Given the nature of their funds, however, private equity firms are usually looking to maximize the profitability of your business in the short term. This overarching thesis will inform a lot of the decisions they make for your business.
3. Family office
Family offices resemble private equity firms in some respects, but they differ in important ways. Rather than acting as investment vehicles for groups of high net-worth individuals and institutional investors, family offices invest the money of a single wealthy family, typically with a focus on the industry that netted that family its fortune. Family offices’ primary objective is ensuring that familial wealth spans multiple generations.
As a result, as compared to private equity firms, family offices tend to hold more conservative portfolios, invest on longer time horizons and take far less active roles in their portfolio companies.
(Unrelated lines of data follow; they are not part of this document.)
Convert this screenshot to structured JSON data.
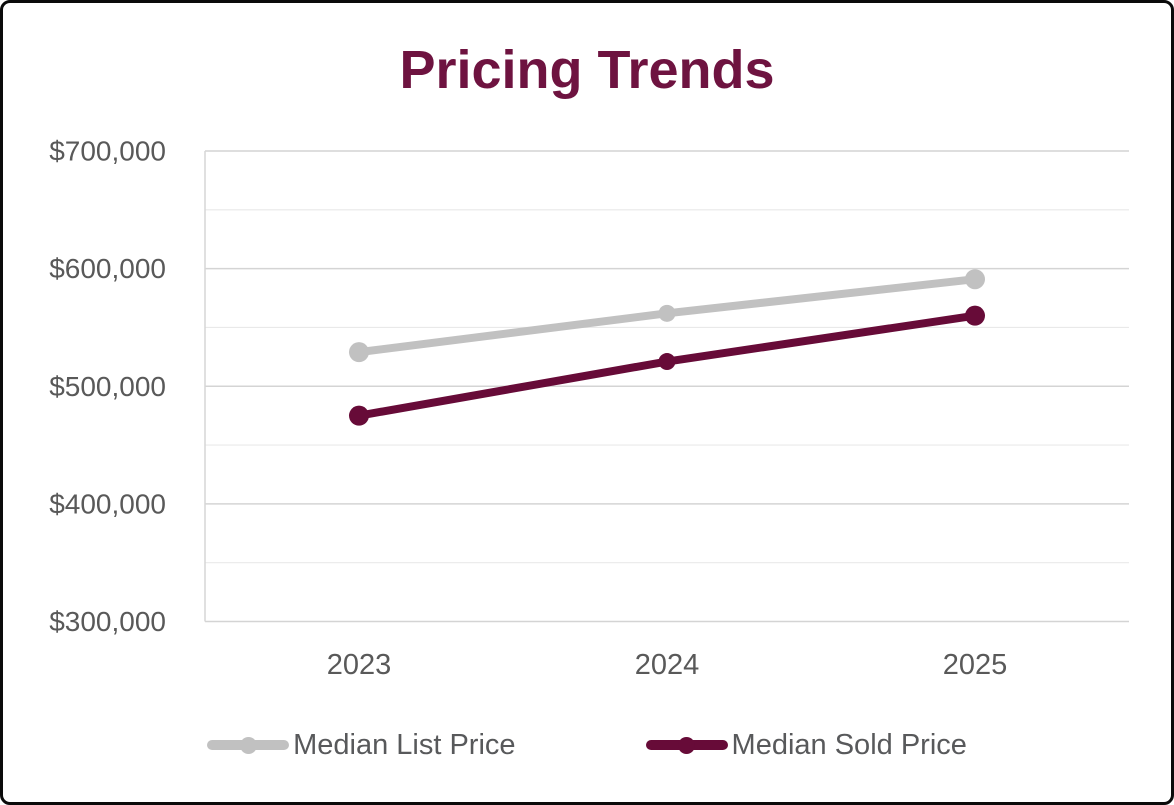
{
  "chart_data": {
    "type": "line",
    "title": "Pricing Trends",
    "categories": [
      "2023",
      "2024",
      "2025"
    ],
    "series": [
      {
        "name": "Median List Price",
        "color": "#C1C1C1",
        "values": [
          529000,
          562000,
          591000
        ]
      },
      {
        "name": "Median Sold Price",
        "color": "#670B38",
        "values": [
          475000,
          521000,
          560000
        ]
      }
    ],
    "ylim": [
      300000,
      700000
    ],
    "y_major_step": 100000,
    "y_minor_step": 50000,
    "y_tick_labels": [
      "$300,000",
      "$400,000",
      "$500,000",
      "$600,000",
      "$700,000"
    ],
    "grid": "horizontal",
    "legend_position": "bottom",
    "colors": {
      "title": "#6E1340",
      "axis_text": "#595959",
      "grid_major": "#D4D4D4",
      "grid_minor": "#E9E9E9",
      "axis_line": "#D6D6D6",
      "background": "#FFFFFF",
      "card_border": "#0A0A0A"
    }
  }
}
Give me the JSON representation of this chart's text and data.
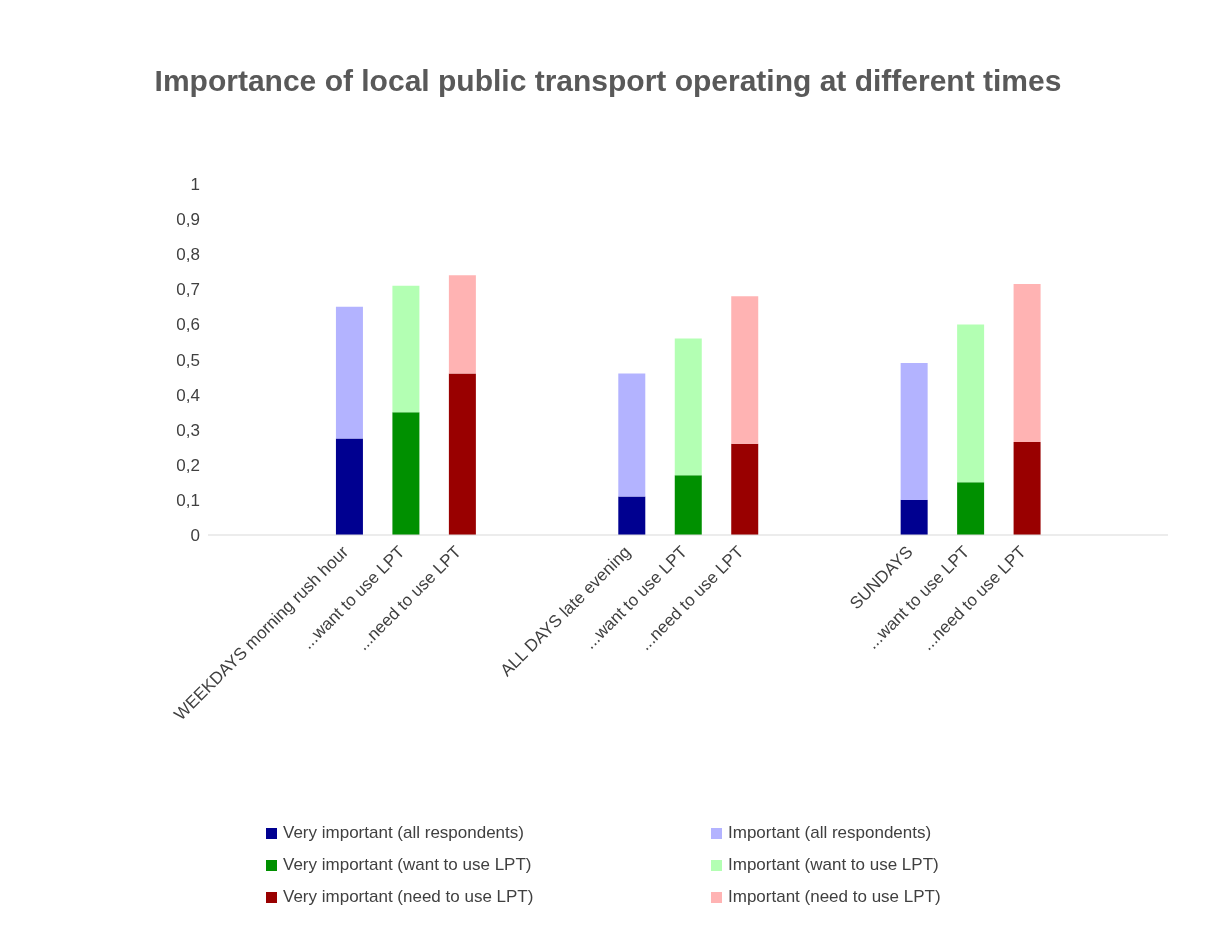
{
  "chart_data": {
    "type": "bar",
    "title": "Importance of local public transport operating at different times",
    "categories": [
      null,
      null,
      "WEEKDAYS morning rush hour",
      "...want to use LPT",
      "...need to use LPT",
      null,
      null,
      "ALL DAYS late evening",
      "...want to use LPT",
      "...need to use LPT",
      null,
      null,
      "SUNDAYS",
      "...want to use LPT",
      "...need to use LPT",
      null,
      null
    ],
    "series": [
      {
        "name": "Very important (all respondents)",
        "color": "#000090",
        "values": [
          null,
          null,
          0.275,
          null,
          null,
          null,
          null,
          0.11,
          null,
          null,
          null,
          null,
          0.1,
          null,
          null,
          null,
          null
        ]
      },
      {
        "name": "Important (all respondents)",
        "color": "#b3b3ff",
        "values": [
          null,
          null,
          0.375,
          null,
          null,
          null,
          null,
          0.35,
          null,
          null,
          null,
          null,
          0.39,
          null,
          null,
          null,
          null
        ]
      },
      {
        "name": "Very important (want to use LPT)",
        "color": "#009000",
        "values": [
          null,
          null,
          null,
          0.35,
          null,
          null,
          null,
          null,
          0.17,
          null,
          null,
          null,
          null,
          0.15,
          null,
          null,
          null
        ]
      },
      {
        "name": "Important (want to use LPT)",
        "color": "#b3ffb3",
        "values": [
          null,
          null,
          null,
          0.36,
          null,
          null,
          null,
          null,
          0.39,
          null,
          null,
          null,
          null,
          0.45,
          null,
          null,
          null
        ]
      },
      {
        "name": "Very important (need to use LPT)",
        "color": "#990000",
        "values": [
          null,
          null,
          null,
          null,
          0.46,
          null,
          null,
          null,
          null,
          0.26,
          null,
          null,
          null,
          null,
          0.265,
          null,
          null
        ]
      },
      {
        "name": "Important (need to use LPT)",
        "color": "#ffb3b3",
        "values": [
          null,
          null,
          null,
          null,
          0.28,
          null,
          null,
          null,
          null,
          0.42,
          null,
          null,
          null,
          null,
          0.45,
          null,
          null
        ]
      }
    ],
    "stacked": true,
    "ylim": [
      0,
      1
    ],
    "yticks": [
      0,
      {
        "value": 0.1,
        "label": "0,1"
      },
      {
        "value": 0.2,
        "label": "0,2"
      },
      {
        "value": 0.3,
        "label": "0,3"
      },
      {
        "value": 0.4,
        "label": "0,4"
      },
      {
        "value": 0.5,
        "label": "0,5"
      },
      {
        "value": 0.6,
        "label": "0,6"
      },
      {
        "value": 0.7,
        "label": "0,7"
      },
      {
        "value": 0.8,
        "label": "0,8"
      },
      {
        "value": 0.9,
        "label": "0,9"
      },
      1
    ],
    "grid": false,
    "legend": "bottom"
  }
}
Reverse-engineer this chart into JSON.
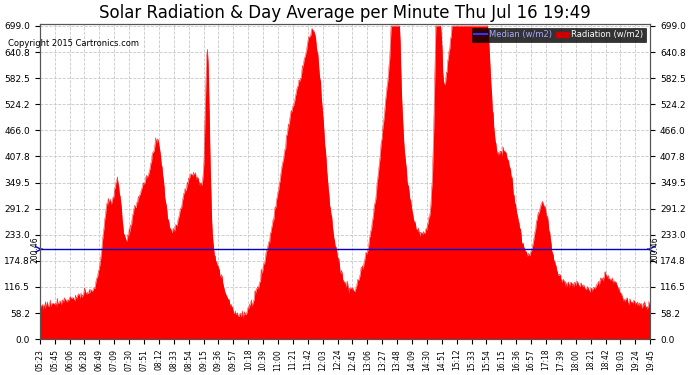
{
  "title": "Solar Radiation & Day Average per Minute Thu Jul 16 19:49",
  "copyright": "Copyright 2015 Cartronics.com",
  "median_value": 200.46,
  "ymin": 0.0,
  "ymax": 699.0,
  "yticks": [
    0.0,
    58.2,
    116.5,
    174.8,
    233.0,
    291.2,
    349.5,
    407.8,
    466.0,
    524.2,
    582.5,
    640.8,
    699.0
  ],
  "fill_color": "#ff0000",
  "median_color": "#0000cc",
  "background_color": "#ffffff",
  "grid_color": "#c8c8c8",
  "title_fontsize": 12,
  "tick_fontsize": 6.5,
  "legend_median_color": "#3333ff",
  "legend_radiation_color": "#cc0000",
  "x_labels": [
    "05:23",
    "05:45",
    "06:06",
    "06:28",
    "06:49",
    "07:09",
    "07:30",
    "07:51",
    "08:12",
    "08:33",
    "08:54",
    "09:15",
    "09:36",
    "09:57",
    "10:18",
    "10:39",
    "11:00",
    "11:21",
    "11:42",
    "12:03",
    "12:24",
    "12:45",
    "13:06",
    "13:27",
    "13:48",
    "14:09",
    "14:30",
    "14:51",
    "15:12",
    "15:33",
    "15:54",
    "16:15",
    "16:36",
    "16:57",
    "17:18",
    "17:39",
    "18:00",
    "18:21",
    "18:42",
    "19:03",
    "19:24",
    "19:45"
  ]
}
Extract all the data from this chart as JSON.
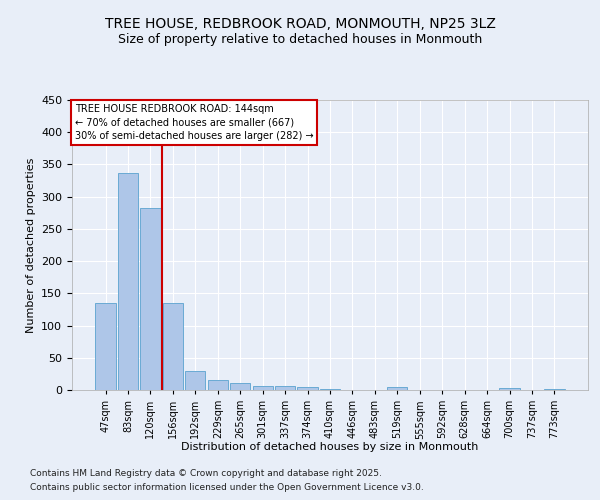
{
  "title": "TREE HOUSE, REDBROOK ROAD, MONMOUTH, NP25 3LZ",
  "subtitle": "Size of property relative to detached houses in Monmouth",
  "xlabel": "Distribution of detached houses by size in Monmouth",
  "ylabel": "Number of detached properties",
  "categories": [
    "47sqm",
    "83sqm",
    "120sqm",
    "156sqm",
    "192sqm",
    "229sqm",
    "265sqm",
    "301sqm",
    "337sqm",
    "374sqm",
    "410sqm",
    "446sqm",
    "483sqm",
    "519sqm",
    "555sqm",
    "592sqm",
    "628sqm",
    "664sqm",
    "700sqm",
    "737sqm",
    "773sqm"
  ],
  "values": [
    135,
    336,
    282,
    135,
    29,
    15,
    11,
    6,
    6,
    5,
    1,
    0,
    0,
    4,
    0,
    0,
    0,
    0,
    3,
    0,
    2
  ],
  "bar_color": "#aec6e8",
  "bar_edgecolor": "#6aaad4",
  "redline_x": 2.5,
  "ylim": [
    0,
    450
  ],
  "yticks": [
    0,
    50,
    100,
    150,
    200,
    250,
    300,
    350,
    400,
    450
  ],
  "annotation_text": "TREE HOUSE REDBROOK ROAD: 144sqm\n← 70% of detached houses are smaller (667)\n30% of semi-detached houses are larger (282) →",
  "annotation_box_color": "#cc0000",
  "footer_line1": "Contains HM Land Registry data © Crown copyright and database right 2025.",
  "footer_line2": "Contains public sector information licensed under the Open Government Licence v3.0.",
  "background_color": "#e8eef8",
  "plot_bg_color": "#e8eef8",
  "grid_color": "#ffffff",
  "title_fontsize": 10,
  "subtitle_fontsize": 9
}
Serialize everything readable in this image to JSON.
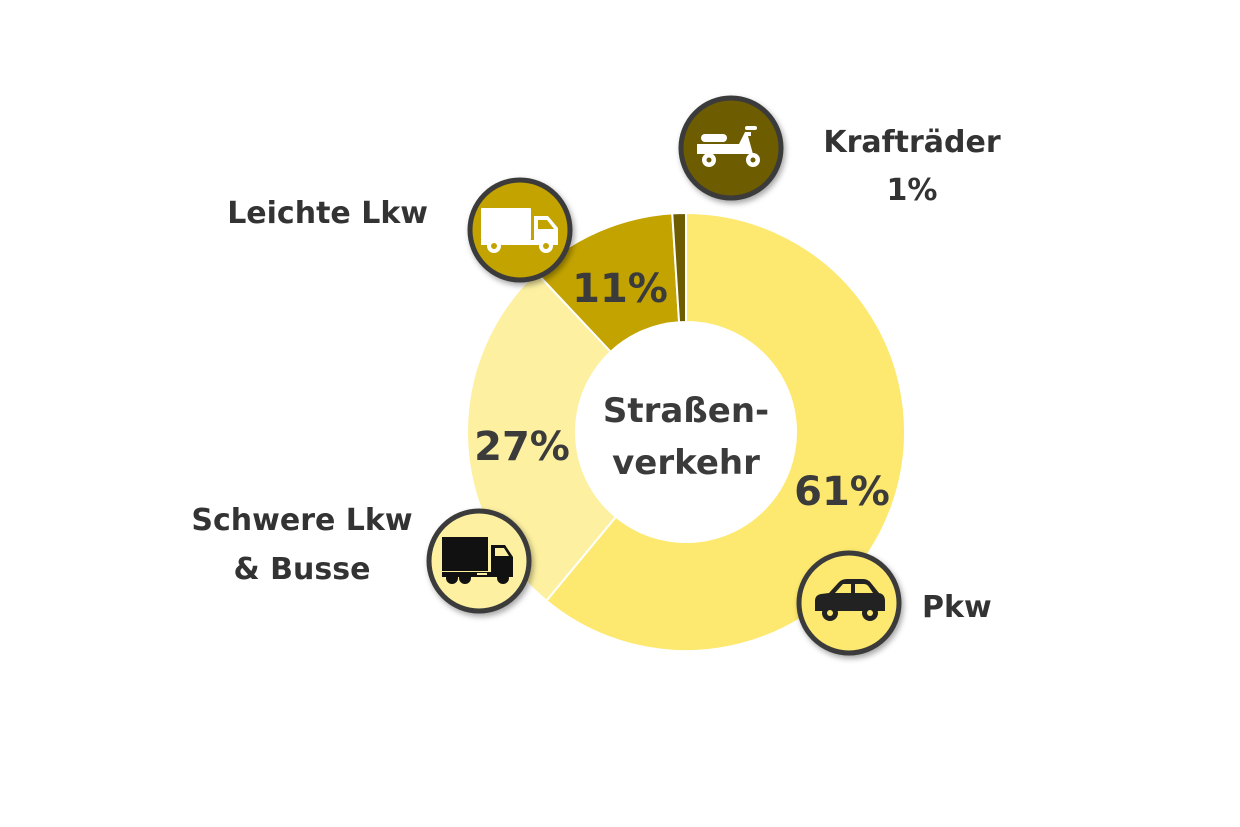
{
  "chart_data": {
    "type": "pie",
    "variant": "donut",
    "center_label": [
      "Straßen-",
      "verkehr"
    ],
    "slices": [
      {
        "label": "Pkw",
        "value": 61,
        "value_label": "61%",
        "color": "#fde96f",
        "icon": "car-icon"
      },
      {
        "label": "Schwere Lkw & Busse",
        "value": 27,
        "value_label": "27%",
        "color": "#fdf0a1",
        "icon": "heavy-truck-icon"
      },
      {
        "label": "Leichte Lkw",
        "value": 11,
        "value_label": "11%",
        "color": "#c2a300",
        "icon": "light-truck-icon"
      },
      {
        "label": "Krafträder",
        "value": 1,
        "value_label": "1%",
        "color": "#6e5d00",
        "icon": "scooter-icon"
      }
    ],
    "category_labels": {
      "pkw": [
        "Pkw"
      ],
      "schwere": [
        "Schwere Lkw",
        "& Busse"
      ],
      "leichte": [
        "Leichte Lkw"
      ],
      "kraft": [
        "Krafträder",
        "1%"
      ]
    }
  }
}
However, family offices are scarce and difficult to reach. Since they invest with only cash (and not debt), the sale prices they offer are usually lower than their PE or strategic counterparts. Family offices are ideal for the business owner looking for industry guidance and/or direction.
4. Holding company
Holding companies (also known as shell companies) exist primarily for the sole purpose of owning other companies. Typically they do not sell any products or services of their own. Instead, they generate revenue from the dividends and earnings of the stock they own in other businesses. The most famous example is Warren Buffett’s Berkshire Hathaway.
Holding companies often seek a controlling stake in the companies under their umbrellas, which means that while selling part or all of your business to a holding company can be a relatively simple way to cash in equity. However, the additional support brings more cooks into the kitchen. Instead of running the business solo, you have to confer with new members of the board.
Keep in mind also that, while holding companies owned by others might make good buyers, there can be tax benefits in certain instances to forming your own holding company as part of your sale process.
5. Search fund
If the idea of managing a sale primarily through an individual is appealing, then exploring search funds can be a great option. Search funds consist typically of an individual, backed by a team of investors, looking to buy a business and take over the operations.
Often, that individual is a recent MBA graduate who aspires to operate a business. His or her team of investors is willing to buy the company for the individual to operate, confident that he or she will generate a return.
While this scenario involves a “green” buyer and any associated risks, it can nevertheless be a great way to ensure the long-term vitality of your business by infusing the C-suite with youth and energy. If you’d like to see your business continue on without you and you are willing to bet on ambition, then selling to a search fund is a great option.
6. Your employees
Selling to new parties -- such as the above options -- can welcome some measure of change on the direction and/or operations of your business once ownership is transferred. If you’re looking for an exit opportunity that allows your company to maintain its current course in your absence, look no further than your employees.
An employee-stock ownership plan (ESOP) will gradually transfer the company’s equity into retirement packages for your employees, while a leveraged ESOP provides the employees with debt to buy the owner out of a portion, if not all, of his or her equity up front. ESOPs provide employees with valuable measures of input and control, but they also add administrative hurdles that can slow future development.